읍소 -(u)pswo: Imperative; Formal; Etymologically formed from the versatile suffix -(s)wo, this suffix is also found as -(u)pse or -(u)sswo.
(아)라/(어)라 -(a)la/(e)la: Informal; Found in Standard Korean as an informal imperative marker. In modern North Korean dialects, /l/ may be nasalized to /n/. In Onsŏng, the variant -na is common; in Hoeryŏng, -ne.
구려 -kwulye: An unusual marker restricted to mothers speaking to their children, attested from Koryo-saram sources.
깁소 -kipswo: Propositive; Formal; Also attested as -keypswo and -keypsywo. Etymologically a compound of -ki and the aforementioned -(u)pswo.
기오 -kiwo: Neutral; Also attested as -keywo and -kywo. Etymologically a compound of -ki and -wo.
자 -ca: Informal; Also found in Standard Korean.
구마 -kwuma: Exclamatory; —N/a; Pronounced similarly to -(su)kkwuma, but does not take an allomorph with su- even after a consonant

===Syntax===

Highly unusually, the Yukjin negative particle (such as ani 'not', mwo(s) 'cannot') intervenes between the main verb and the auxiliary, unlike in other Koreanic varieties (except other Hamgyŏng varieties) where the particle either precedes the main verb or follows the auxiliary.

| Yukjin | Seoul |
|---|---|
| 빨리 ppalli quickly 나 na move.out 모mwo cannot 오디 wo-ti come-DEC 빨리 나 모 오디 ppalli na mwo wo-ti quickly move.out cannot come-DEC '[I] can't come out quickly' | 빨리 ppalli quickly 못mwos cannot 나오지 na-wo-ci move.out-come-DEC 빨리 못 나오지 ppalli mwos na-wo-ci quickly cannot move.out-come-DEC '[I] can't come out quickly' |

When followed by the verb kath- 'to be like', the normally adnominal verbal suffixes -n and -l function as nominalizers. Nominalization was the original function of the two suffixes, being the main attested use in Old Korean, but was already rare in the Middle Korean of the early fifteenth century.

==Lexicon==

The basic Yukjin lexicon is unusually archaic, preserving many forms attested in Middle Korean but since lost in other dialects. Remarkably, no distinction is made between maternal and paternal relatives, unlike other Korean dialects (including Jeju) which distinguish maternal uncles, aunts, and grandparents from paternal ones. This may reflect weaker influence from patriarchal norms promoted by the Neo-Confucian Joseon state.
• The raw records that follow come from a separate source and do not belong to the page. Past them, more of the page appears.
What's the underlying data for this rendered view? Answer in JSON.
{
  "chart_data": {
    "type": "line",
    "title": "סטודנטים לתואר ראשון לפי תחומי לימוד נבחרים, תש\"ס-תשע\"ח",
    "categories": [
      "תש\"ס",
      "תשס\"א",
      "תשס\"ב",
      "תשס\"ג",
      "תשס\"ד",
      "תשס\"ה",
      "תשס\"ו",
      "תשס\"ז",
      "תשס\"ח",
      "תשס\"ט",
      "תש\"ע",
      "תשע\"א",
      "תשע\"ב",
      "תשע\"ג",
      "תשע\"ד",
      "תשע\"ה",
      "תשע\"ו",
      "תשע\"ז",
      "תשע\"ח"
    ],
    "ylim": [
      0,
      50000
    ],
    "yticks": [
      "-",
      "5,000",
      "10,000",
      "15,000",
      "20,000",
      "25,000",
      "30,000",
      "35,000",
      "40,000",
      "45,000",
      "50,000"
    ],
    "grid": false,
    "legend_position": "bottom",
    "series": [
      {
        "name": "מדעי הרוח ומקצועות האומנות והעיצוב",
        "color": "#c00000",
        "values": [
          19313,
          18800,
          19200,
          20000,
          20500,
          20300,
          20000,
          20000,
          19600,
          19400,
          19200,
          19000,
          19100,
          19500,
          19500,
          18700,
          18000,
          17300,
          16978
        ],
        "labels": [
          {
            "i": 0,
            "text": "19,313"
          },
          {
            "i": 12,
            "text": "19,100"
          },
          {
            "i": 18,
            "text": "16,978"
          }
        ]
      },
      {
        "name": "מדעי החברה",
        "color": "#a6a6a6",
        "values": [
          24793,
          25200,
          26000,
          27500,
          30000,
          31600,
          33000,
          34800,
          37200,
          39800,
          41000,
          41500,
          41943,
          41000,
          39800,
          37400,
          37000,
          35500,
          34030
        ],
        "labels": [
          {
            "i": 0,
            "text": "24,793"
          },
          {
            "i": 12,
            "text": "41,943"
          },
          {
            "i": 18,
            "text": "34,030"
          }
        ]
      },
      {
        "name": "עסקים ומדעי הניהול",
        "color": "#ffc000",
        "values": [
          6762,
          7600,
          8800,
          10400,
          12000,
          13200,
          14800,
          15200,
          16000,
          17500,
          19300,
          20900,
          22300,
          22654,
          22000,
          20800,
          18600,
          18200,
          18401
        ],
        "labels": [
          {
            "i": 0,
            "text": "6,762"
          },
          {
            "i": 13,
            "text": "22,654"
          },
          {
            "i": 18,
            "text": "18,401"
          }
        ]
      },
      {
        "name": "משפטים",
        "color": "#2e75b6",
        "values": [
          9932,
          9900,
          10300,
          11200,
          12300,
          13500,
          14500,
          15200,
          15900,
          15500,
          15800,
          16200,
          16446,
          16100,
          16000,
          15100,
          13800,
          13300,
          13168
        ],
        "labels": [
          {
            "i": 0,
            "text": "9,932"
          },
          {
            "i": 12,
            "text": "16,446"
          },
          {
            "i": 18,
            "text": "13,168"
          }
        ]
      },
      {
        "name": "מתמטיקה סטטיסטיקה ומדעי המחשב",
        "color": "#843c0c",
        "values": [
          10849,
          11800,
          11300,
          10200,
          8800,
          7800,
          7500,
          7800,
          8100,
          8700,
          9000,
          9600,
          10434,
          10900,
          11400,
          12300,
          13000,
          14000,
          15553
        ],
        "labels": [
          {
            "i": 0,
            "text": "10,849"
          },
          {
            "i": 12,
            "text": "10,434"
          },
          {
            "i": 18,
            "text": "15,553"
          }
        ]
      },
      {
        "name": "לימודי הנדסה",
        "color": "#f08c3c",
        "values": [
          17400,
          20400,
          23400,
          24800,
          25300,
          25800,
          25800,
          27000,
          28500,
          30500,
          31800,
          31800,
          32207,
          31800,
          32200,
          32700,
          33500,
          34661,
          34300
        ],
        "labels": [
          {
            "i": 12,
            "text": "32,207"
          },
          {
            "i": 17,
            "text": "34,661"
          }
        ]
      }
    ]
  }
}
There are a few loans from Jurchen or its descendant Manchu. This includes (Note: Korean forms given in Yale Romanization, the standard for Korean linguistics) the verb stem 가리우 kaliwu- 'to breed an animal', from the Manchu verb stem gari- 'to copulate [for dogs]' with the Koreanic causative suffix -wu attached; 우쿠리 wukwuli 'wicker basket' from Manchu uku 'id.'; and 탄 than 'goose-catching snare' from Manchu dan 'id.' There are also a few loanwords from Northeastern Mandarin. Among remaining speakers in the post-Soviet states, there are many Russian borrowings and calques.